Le Président Erdogan cependant refuse catégoriquement – car c’est bien lui qui dirige la Banque Centrale qui a perdu toute autonomie – de changer sa politique monétaire et de relever les taux d’intérêts, ce qui permettrait de contenir l’inflation. Selon sa théorie en tant « qu’économiste » – tel qu’il se désigne – ce seraient les taux d’intérêts élevés qui seraient la raison de l’inflation. Mais comme ça ne fonctionne pas, Erdogan change régulièrement de personnel pour se soustraire à la responsabilité de la mauvaise gestion de l’économie. Depuis 2018 il a ainsi nommé 3 ministres du Trésor et des finances et 4 directeurs de la Banque Centrale. D’ailleurs le dernier, nommé la semaine dernière n’a aucune formation en économie.

La hausse des prix atteint cependant des proportions insoutenables, surtout pour les classes populaires, avec par exemple en trois ans 132% d’augmentation du prix de l’électricité et 95% pour le chauffage, de même que 85 % pour la farine seulement en 6 mois. Les médias dominés à 80% par le régime appellent à ne pas aller au supermarché le ventre vide et avec des enfants pour ne pas s’emporter lors des achats et la First Lady, à réduire les portions pour combattre la crise…
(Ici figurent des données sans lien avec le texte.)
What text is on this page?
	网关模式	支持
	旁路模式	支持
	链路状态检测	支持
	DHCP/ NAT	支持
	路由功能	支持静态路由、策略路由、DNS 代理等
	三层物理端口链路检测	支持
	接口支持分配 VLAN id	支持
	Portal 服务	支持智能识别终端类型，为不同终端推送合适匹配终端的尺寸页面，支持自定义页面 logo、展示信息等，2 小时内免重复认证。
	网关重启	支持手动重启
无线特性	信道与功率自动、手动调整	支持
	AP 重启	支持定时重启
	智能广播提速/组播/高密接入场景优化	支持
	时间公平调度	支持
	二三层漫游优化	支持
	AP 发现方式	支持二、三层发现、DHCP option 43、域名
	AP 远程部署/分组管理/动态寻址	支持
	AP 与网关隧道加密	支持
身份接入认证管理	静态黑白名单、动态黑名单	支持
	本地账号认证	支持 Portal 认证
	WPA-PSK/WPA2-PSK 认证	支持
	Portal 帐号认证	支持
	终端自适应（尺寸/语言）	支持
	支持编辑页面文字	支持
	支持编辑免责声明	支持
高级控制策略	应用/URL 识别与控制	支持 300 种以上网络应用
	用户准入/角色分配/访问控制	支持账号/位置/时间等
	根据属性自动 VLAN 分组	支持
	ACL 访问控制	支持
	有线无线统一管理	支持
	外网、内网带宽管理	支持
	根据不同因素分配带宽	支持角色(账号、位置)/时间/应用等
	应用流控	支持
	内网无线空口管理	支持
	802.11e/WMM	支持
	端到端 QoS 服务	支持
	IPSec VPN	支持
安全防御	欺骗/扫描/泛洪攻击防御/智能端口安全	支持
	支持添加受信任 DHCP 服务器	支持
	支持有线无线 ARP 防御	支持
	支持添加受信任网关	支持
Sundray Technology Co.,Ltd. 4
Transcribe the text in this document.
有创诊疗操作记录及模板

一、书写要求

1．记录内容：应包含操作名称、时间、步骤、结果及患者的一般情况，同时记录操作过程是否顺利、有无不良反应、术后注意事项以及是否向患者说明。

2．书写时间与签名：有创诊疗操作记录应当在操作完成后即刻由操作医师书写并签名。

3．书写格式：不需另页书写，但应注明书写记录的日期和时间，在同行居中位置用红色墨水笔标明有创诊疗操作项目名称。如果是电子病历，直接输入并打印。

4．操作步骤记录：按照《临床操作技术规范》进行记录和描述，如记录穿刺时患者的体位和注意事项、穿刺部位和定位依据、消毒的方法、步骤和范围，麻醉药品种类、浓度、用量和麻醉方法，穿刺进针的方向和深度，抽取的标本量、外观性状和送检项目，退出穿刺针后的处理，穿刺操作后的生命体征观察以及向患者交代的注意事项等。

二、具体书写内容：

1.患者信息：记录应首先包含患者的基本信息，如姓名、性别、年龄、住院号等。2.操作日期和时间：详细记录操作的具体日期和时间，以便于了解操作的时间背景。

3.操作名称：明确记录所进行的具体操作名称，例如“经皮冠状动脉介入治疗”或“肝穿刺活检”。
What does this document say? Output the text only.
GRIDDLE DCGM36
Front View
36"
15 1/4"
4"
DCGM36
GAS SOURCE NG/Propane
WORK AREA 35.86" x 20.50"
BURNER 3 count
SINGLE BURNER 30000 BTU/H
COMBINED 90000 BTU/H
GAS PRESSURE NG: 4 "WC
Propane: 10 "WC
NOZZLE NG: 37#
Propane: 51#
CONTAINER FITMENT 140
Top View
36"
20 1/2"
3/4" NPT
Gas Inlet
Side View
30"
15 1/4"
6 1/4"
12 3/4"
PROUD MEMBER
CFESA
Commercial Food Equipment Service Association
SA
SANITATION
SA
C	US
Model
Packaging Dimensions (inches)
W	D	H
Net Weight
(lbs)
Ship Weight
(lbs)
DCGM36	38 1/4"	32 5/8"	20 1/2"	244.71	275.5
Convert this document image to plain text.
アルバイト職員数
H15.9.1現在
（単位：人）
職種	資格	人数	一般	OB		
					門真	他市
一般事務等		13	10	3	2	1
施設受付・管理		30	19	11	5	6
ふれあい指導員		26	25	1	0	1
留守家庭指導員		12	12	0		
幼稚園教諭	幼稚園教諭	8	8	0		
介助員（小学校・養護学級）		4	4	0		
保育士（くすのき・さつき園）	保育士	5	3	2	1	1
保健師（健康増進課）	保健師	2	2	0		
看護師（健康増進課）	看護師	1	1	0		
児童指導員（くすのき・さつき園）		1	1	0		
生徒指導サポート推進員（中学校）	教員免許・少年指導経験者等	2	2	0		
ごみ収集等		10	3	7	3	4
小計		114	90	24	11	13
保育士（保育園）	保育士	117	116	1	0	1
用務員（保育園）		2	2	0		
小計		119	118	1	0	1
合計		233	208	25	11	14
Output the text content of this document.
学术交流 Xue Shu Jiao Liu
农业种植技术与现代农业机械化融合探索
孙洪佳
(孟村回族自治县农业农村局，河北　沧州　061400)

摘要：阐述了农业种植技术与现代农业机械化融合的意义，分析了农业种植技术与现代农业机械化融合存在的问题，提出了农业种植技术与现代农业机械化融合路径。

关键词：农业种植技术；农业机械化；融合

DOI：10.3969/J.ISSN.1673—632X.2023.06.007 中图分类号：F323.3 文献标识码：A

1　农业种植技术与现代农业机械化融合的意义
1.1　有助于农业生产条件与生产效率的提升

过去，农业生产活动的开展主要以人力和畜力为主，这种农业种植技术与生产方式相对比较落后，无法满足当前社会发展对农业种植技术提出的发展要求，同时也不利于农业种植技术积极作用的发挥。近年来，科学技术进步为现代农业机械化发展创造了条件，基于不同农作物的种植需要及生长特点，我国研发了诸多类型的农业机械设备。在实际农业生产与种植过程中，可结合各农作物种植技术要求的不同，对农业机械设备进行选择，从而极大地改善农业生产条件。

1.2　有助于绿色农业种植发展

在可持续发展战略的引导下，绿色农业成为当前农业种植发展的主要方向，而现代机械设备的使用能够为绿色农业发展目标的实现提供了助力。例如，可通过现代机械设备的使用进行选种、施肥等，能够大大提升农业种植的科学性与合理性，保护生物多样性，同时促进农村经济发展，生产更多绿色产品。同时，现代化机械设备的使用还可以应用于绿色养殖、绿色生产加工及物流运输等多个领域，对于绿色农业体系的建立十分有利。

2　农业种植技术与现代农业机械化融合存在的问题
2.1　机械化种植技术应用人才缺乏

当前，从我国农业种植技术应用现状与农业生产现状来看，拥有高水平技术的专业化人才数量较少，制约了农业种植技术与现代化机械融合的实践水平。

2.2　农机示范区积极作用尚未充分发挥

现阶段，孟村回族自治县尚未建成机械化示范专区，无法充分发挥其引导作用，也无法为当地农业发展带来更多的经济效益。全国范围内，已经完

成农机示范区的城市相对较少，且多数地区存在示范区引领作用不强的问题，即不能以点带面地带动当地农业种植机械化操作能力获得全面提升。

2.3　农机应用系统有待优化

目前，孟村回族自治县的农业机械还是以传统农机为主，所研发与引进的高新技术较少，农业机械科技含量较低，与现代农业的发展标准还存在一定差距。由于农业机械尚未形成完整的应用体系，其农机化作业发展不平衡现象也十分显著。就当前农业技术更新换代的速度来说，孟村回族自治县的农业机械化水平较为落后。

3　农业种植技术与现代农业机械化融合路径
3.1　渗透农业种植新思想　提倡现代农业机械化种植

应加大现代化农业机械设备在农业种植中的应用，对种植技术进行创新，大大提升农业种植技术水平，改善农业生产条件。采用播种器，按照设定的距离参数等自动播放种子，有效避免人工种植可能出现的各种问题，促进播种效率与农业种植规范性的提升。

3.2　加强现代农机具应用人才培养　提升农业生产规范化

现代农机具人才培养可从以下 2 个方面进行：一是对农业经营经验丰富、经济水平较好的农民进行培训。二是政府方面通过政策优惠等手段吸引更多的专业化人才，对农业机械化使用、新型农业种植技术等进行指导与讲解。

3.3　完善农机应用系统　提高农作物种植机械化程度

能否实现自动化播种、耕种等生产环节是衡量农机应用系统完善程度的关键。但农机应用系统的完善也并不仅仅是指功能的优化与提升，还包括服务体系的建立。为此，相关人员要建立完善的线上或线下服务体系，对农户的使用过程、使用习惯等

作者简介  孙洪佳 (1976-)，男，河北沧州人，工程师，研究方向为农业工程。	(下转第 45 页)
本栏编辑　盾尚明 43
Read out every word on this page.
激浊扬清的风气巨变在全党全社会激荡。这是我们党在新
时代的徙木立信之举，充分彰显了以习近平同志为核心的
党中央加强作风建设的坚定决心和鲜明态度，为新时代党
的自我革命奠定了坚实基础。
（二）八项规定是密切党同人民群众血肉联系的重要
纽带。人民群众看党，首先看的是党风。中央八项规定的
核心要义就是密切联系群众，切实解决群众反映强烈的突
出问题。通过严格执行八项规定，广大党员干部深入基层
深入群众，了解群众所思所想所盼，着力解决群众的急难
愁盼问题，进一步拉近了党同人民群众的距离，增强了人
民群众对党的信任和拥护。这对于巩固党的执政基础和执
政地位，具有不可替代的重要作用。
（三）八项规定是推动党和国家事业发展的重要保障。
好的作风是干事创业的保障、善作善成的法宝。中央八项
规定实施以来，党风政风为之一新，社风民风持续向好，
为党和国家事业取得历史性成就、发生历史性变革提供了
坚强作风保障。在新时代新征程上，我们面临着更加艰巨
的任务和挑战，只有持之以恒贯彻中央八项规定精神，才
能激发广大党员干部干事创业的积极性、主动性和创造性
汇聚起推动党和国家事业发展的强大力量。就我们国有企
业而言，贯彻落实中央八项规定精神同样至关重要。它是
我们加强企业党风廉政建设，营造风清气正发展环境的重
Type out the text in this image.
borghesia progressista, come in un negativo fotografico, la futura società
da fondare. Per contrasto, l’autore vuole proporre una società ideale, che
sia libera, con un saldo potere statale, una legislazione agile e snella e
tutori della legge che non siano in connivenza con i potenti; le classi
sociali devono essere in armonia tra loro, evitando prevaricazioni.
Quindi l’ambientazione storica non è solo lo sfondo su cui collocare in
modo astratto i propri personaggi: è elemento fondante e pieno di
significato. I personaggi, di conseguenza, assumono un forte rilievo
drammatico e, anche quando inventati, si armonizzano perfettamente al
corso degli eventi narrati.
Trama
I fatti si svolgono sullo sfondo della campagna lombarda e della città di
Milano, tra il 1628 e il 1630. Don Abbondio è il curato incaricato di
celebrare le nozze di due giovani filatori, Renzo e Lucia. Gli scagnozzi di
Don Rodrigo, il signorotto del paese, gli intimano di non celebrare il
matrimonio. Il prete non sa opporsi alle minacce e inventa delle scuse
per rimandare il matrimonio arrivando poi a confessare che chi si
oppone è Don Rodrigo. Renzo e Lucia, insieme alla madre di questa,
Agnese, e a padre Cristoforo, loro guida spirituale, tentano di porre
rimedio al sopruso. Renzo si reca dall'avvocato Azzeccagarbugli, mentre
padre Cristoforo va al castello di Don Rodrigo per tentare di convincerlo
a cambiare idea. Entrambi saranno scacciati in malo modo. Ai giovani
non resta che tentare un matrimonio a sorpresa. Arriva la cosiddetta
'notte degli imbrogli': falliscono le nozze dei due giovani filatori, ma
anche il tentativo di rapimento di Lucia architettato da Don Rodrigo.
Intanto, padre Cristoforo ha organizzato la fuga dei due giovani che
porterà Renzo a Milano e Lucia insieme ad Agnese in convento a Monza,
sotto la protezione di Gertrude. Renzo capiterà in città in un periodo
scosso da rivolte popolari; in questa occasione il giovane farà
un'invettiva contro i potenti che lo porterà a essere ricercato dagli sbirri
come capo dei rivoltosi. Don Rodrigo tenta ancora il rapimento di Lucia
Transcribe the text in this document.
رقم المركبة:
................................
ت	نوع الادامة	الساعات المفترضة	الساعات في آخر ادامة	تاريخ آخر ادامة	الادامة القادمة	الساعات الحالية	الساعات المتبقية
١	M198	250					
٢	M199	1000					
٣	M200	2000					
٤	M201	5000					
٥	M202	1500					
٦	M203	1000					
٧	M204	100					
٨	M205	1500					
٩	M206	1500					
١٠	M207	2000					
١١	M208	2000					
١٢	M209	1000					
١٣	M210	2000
Mais la situation va très probablement empirer dramatiquement après le choc monétaire de fin novembre survenu à la suite d’une déclaration d’Erdogan qui annonçait une troisième baisse du taux d’intérêt directeur de 1% en moins de deux mois. S’il est question d’une monté quasi-quotidienne des prix, ce sont pour le moment des produits disponibles dans les stocks qui sont distribué sur le marché, donc la hausse des prix pour le moment reste surtout spéculative. Mais étant donné que l’économie turque dépend fortement de l’importation (40% des matières premières nécessaires à la production sont importé et donc payées en dollars), la chute de la monnaie va avoir un impact sévère sur la production dans les mois à venir.

Dénonçant encore une fois un présumé complot international contre la croissance économique de son pays, le Président Erdogan appelle maintenant en grande pompe à une « guerre de libération économique » qui se concrétise par la répression des manifestants et internautes qui réclament la démission du gouvernement et des élections anticipées.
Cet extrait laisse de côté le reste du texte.